When I was studying about vectors and their use in physics, I found something called zero vector. My physics textbook says it is
A vector whose initial and terminal points coincide is called zero vector, it has zero magnitude but an arbitrary direction, i.e. it cannot be assigned a direction.
My question is What is the significance of this zero vector?
For example, If the force acting on a body has no magnitude then is there any meaning/significance to say that the force has a direction? It can also be said that a vector +zero vector = same vector, then what?? Zero vector has bring no change in the vector. I m totally confused regarding the role of this zero vector in mathematics/physics. Please help. Thanks
One property of the zero vector is that it is known as the "additive identity". Just like multiplying a number by 1 is the multiplicative identity, multiplying any number by 1 gets the same number back, adding $\vec{0}$ gets the same vector back. That makes it a unique element in any vector space, and it is the one vector every vector space is required to have. In fact, the zero dimensional vector space consists of the set $\left\{\vec{0}\right\}$.
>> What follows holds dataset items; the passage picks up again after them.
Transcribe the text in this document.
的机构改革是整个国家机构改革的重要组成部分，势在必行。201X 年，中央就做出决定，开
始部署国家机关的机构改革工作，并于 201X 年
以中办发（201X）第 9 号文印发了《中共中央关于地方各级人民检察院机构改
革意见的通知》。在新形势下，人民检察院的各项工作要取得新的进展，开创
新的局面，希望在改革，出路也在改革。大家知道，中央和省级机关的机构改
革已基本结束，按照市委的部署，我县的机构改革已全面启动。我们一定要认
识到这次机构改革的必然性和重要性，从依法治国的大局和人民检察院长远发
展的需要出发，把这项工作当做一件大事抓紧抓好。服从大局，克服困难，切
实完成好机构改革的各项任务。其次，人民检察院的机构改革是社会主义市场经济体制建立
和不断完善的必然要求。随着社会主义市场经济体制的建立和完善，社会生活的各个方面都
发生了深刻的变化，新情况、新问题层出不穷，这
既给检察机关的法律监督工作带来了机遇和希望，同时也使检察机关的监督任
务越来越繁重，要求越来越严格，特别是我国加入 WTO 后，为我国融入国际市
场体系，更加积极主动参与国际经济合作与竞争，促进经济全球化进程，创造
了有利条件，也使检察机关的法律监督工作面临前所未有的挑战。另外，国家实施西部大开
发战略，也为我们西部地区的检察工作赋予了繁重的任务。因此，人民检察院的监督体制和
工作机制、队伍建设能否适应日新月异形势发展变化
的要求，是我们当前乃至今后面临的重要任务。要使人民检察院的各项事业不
As for thinking about magnitude and direction, that requires a vector space to have another structure that allows you to calculate the length of a vector. That structure is called a metric. The general definition of a vector's direction is the unit vector that points in the same direction as the vector. In notation, a vector's direction is given by: $$\hat{n} = \frac{\vec{v}}{|\vec{v}|}.$$ For the zero vector, you get $0/0$ for each component, and thus, no definable direction for the zero vector.